Por fim, como não incluir nessa lista um livrinho do pintor pernambucano Zé Cláudio? Trata-se de Dias de Uidá. Retrata o que o artista viu e viveu quando de uma viagem ao Benin, via Nigéria. As pinceladas são coloquiais e o tom irreverente que lhe sublinha a personalidade avessa a pompas resulta num texto magro, sem transbordamentos e quase ríspido. É o artista, enfim. O livro, publicado há exatos vinte anos pela editora Inojosa, ganha momentum nas últimas páginas. Ansioso para voltar e machucado pelos entraves da corrupção pequena, diária e ameaçadora da vida africana – tão romantizada pelos que não veem a crueldade subjacente às relações de poder do imenso Continente -, Zé Cláudio se desespera quando percebe que o ciclo vicioso só acabará na hora que o avião decolar de volta. Antes disso, não haverá remédio e as armadilhas dos imprevistos lhe drenam a paciência e maltratam os nervos. Mesmo o leitor mais sisudo rirá do estado de desespero que o transforma de homem apavorado em brigão indignado. Quando um guarda tenta lhe surrupiar os últimos dólares, ele abana o próprio rosto com quatro dedos indicando que aqueles, não – era o que lhe restava de reserva para comer, entendido? Funcionou. Para dar a conotação de caderno de anotações que, no fundo, foi, há de se destacar os croquis da vida cotidiana africana.

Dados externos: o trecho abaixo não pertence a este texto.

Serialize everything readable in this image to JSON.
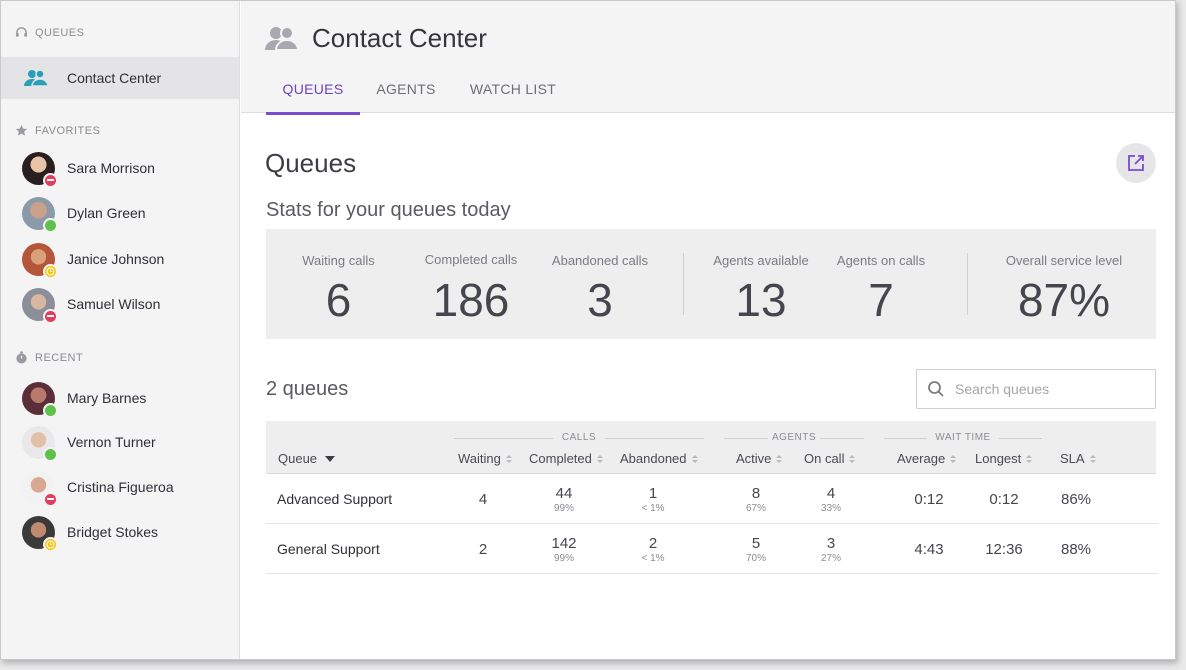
{
  "sidebar": {
    "queues_section": "QUEUES",
    "queue_item": "Contact Center",
    "favorites_section": "FAVORITES",
    "favorites": [
      {
        "name": "Sara Morrison",
        "status": "busy",
        "color": "#3a2a2a"
      },
      {
        "name": "Dylan Green",
        "status": "online",
        "color": "#6a4a3a"
      },
      {
        "name": "Janice Johnson",
        "status": "away",
        "color": "#b5553a"
      },
      {
        "name": "Samuel Wilson",
        "status": "busy",
        "color": "#8a8f99"
      }
    ],
    "recent_section": "RECENT",
    "recent": [
      {
        "name": "Mary Barnes",
        "status": "online",
        "color": "#5a2f3a"
      },
      {
        "name": "Vernon Turner",
        "status": "online",
        "color": "#a08a7a"
      },
      {
        "name": "Cristina Figueroa",
        "status": "busy",
        "color": "#6a3a2a"
      },
      {
        "name": "Bridget Stokes",
        "status": "away",
        "color": "#3a3a3a"
      }
    ]
  },
  "header": {
    "title": "Contact Center",
    "tabs": [
      {
        "label": "QUEUES",
        "active": true
      },
      {
        "label": "AGENTS",
        "active": false
      },
      {
        "label": "WATCH LIST",
        "active": false
      }
    ]
  },
  "main": {
    "title": "Queues",
    "subtitle": "Stats for your queues today",
    "stats": [
      {
        "label": "Waiting calls",
        "value": "6"
      },
      {
        "label": "Completed calls",
        "value": "186"
      },
      {
        "label": "Abandoned calls",
        "value": "3"
      },
      {
        "label": "Agents available",
        "value": "13"
      },
      {
        "label": "Agents on calls",
        "value": "7"
      },
      {
        "label": "Overall service level",
        "value": "87%"
      }
    ],
    "queue_count": "2 queues",
    "search_placeholder": "Search queues"
  },
  "table": {
    "groups": {
      "calls": "CALLS",
      "agents": "AGENTS",
      "wait_time": "WAIT TIME"
    },
    "columns": {
      "queue": "Queue",
      "waiting": "Waiting",
      "completed": "Completed",
      "abandoned": "Abandoned",
      "active": "Active",
      "on_call": "On call",
      "average": "Average",
      "longest": "Longest",
      "sla": "SLA"
    },
    "rows": [
      {
        "queue": "Advanced Support",
        "waiting": "4",
        "completed": "44",
        "completed_pct": "99%",
        "abandoned": "1",
        "abandoned_pct": "< 1%",
        "active": "8",
        "active_pct": "67%",
        "on_call": "4",
        "on_call_pct": "33%",
        "average": "0:12",
        "longest": "0:12",
        "sla": "86%"
      },
      {
        "queue": "General Support",
        "waiting": "2",
        "completed": "142",
        "completed_pct": "99%",
        "abandoned": "2",
        "abandoned_pct": "< 1%",
        "active": "5",
        "active_pct": "70%",
        "on_call": "3",
        "on_call_pct": "27%",
        "average": "4:43",
        "longest": "12:36",
        "sla": "88%"
      }
    ]
  },
  "colors": {
    "accent": "#7a4bd0",
    "busy": "#e03e5a",
    "online": "#5cc24a",
    "away": "#f1c40f"
  }
}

É essa singela trilogia de Grossman, Canetti e Zé Cláudio que, cotejada com algumas das obras cardeais aqui citadas, exala frescor, amor à diversidade e à estrada. Porque viajar é observar, mas também deixar acontecer o amálgama entre visitante e visitado. É perpetuar, além de tudo, encontros que não se repetirão entre os mesmos atores, mas que adensarão o acervo técnico da experiência humana. Não há, portanto, viagens maiores ou menores. Só bons estradeiros.